The landscape of the Fens remains impervious to the 21st century’s need for speed. Elsewhere trunk roads have been transformed into dual carriageways on which ever-fatter cars rush to appointments like beetles on roller skates. But the huge drains carved here by Dutch engineers hundreds of years ago still do their job of keeping this land out of the sea. Their course is dictated by nature. Having once dug them as nature required, humans must obey the narrow, zigzagging routes they make. When animals and carts set the pace of travel, these high roads were safe enough. But cars must proceed with caution if they are not to tumble off the banks into a field or, worse, into a drain.

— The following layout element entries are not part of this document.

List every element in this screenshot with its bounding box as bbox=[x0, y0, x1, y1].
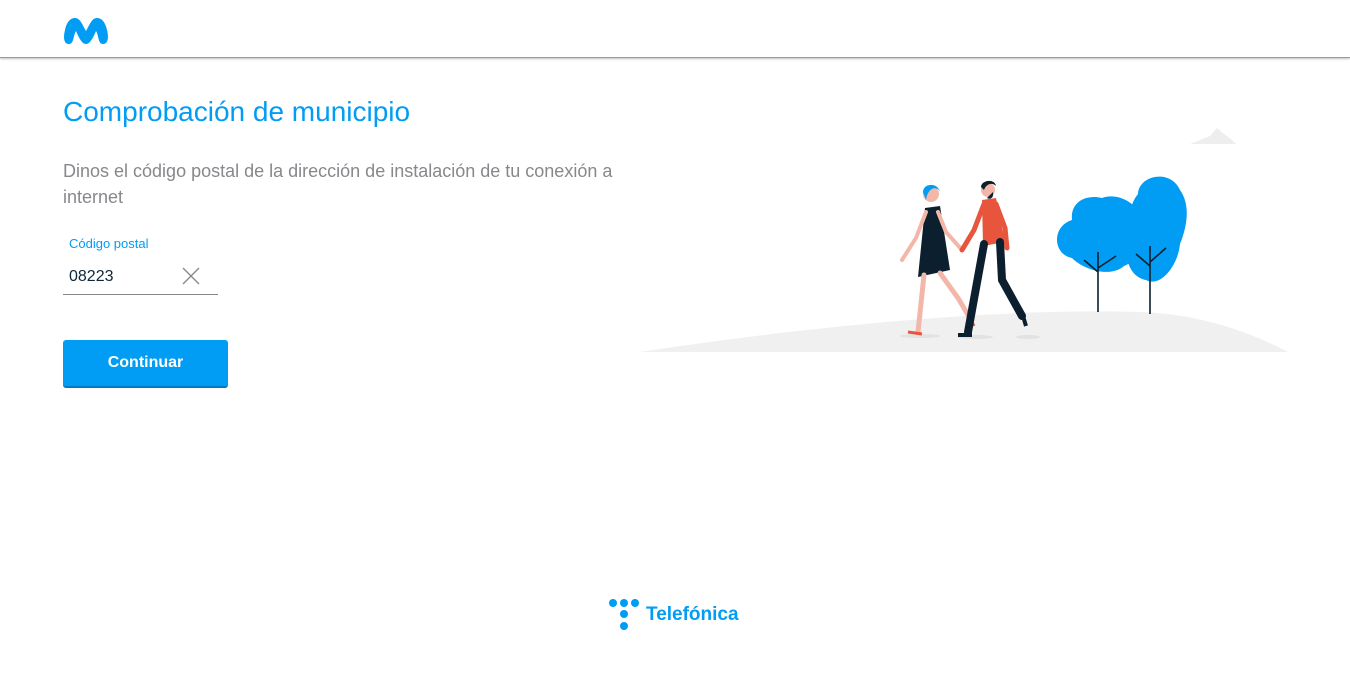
telefonica-brand-text: Telefónica bbox=[646, 604, 739, 625]
movistar-logo-icon[interactable] bbox=[63, 14, 109, 47]
postal-code-field: Código postal bbox=[63, 236, 218, 296]
close-icon[interactable] bbox=[181, 266, 201, 286]
page-title: Comprobación de municipio bbox=[63, 96, 411, 127]
page-subtitle: Dinos el código postal de la dirección d… bbox=[63, 161, 613, 207]
top-bar bbox=[0, 0, 1350, 58]
telefonica-footer-logo[interactable]: Telefónica bbox=[608, 597, 739, 633]
couple-walking-illustration bbox=[640, 128, 1288, 352]
telefonica-dots-logo-icon bbox=[609, 599, 639, 630]
postal-code-label: Código postal bbox=[69, 236, 149, 251]
continue-button[interactable]: Continuar bbox=[63, 340, 228, 388]
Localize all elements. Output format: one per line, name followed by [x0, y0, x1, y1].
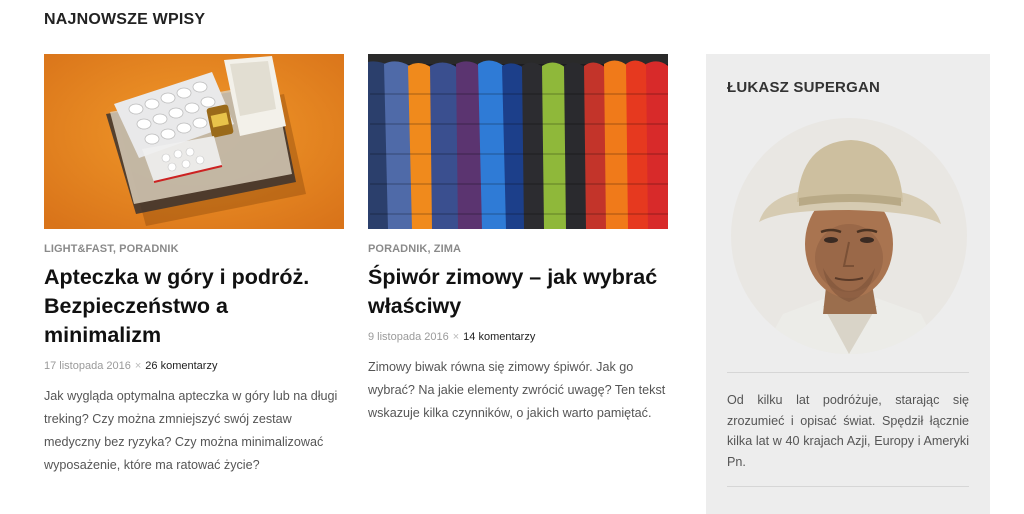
post-meta: 17 listopada 2016 × 26 komentarzy	[44, 360, 344, 372]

A slow drive across this landscape brought me on Friday to the village of Magdalen, hidden in the fenland south of Kings Lynn, for the first meetings in what will eventually become A Wider Horizon. Although I’ve met many people involved in village cultural activities in the past, I was touched by the ease and friendliness I met when I turned up at the weekly coffee morning in Magdalen Village Hall. Perhaps it’s something about the pace of movement that makes people happy to take their time and talk with a stranger about such personal topics as their artistic experiences and the pattern of their lives.
Our conversations ranged from cultural life during the last war to the latest exhibitions in London. They touched on swing bands, foreign cinema, War Horse, dance lessons, nature drawing, L. S Lowry, bell ringing, Tommy Cooper, Pompeii, the church art exhibition and a great deal more. There was so much to tell that people kept remembering aspects of their cultural lives they’d forgotten to mention. But they took their time, with striking good humour and plenty of laughter.
A Wider Horizon explores how people discover art and form their tastes, and it deliberately does so in a part of the country that is usually seen by the art world as a kind of cultural desert, distant as it is from Norwich or Cambridge, to say nothing of London. This first meeting showed how simplistic that view can be: like a Romantic landscape, carefully stripped of people and laid out before the inspired gaze of the cultured walker, it is just another social construct. How it is maintained and whose interests it serves is another question.
This Regular Marvel has got off to a slow start—the foundations were laid last year—but not being in a hurry has its advantages. Some things take time to grow, and watching them do it doesn’t make it happen any faster. There will be many more conversations and encounters in the months to come, and I have no idea what will emerge. But I do think I’ll see more at a walking pace.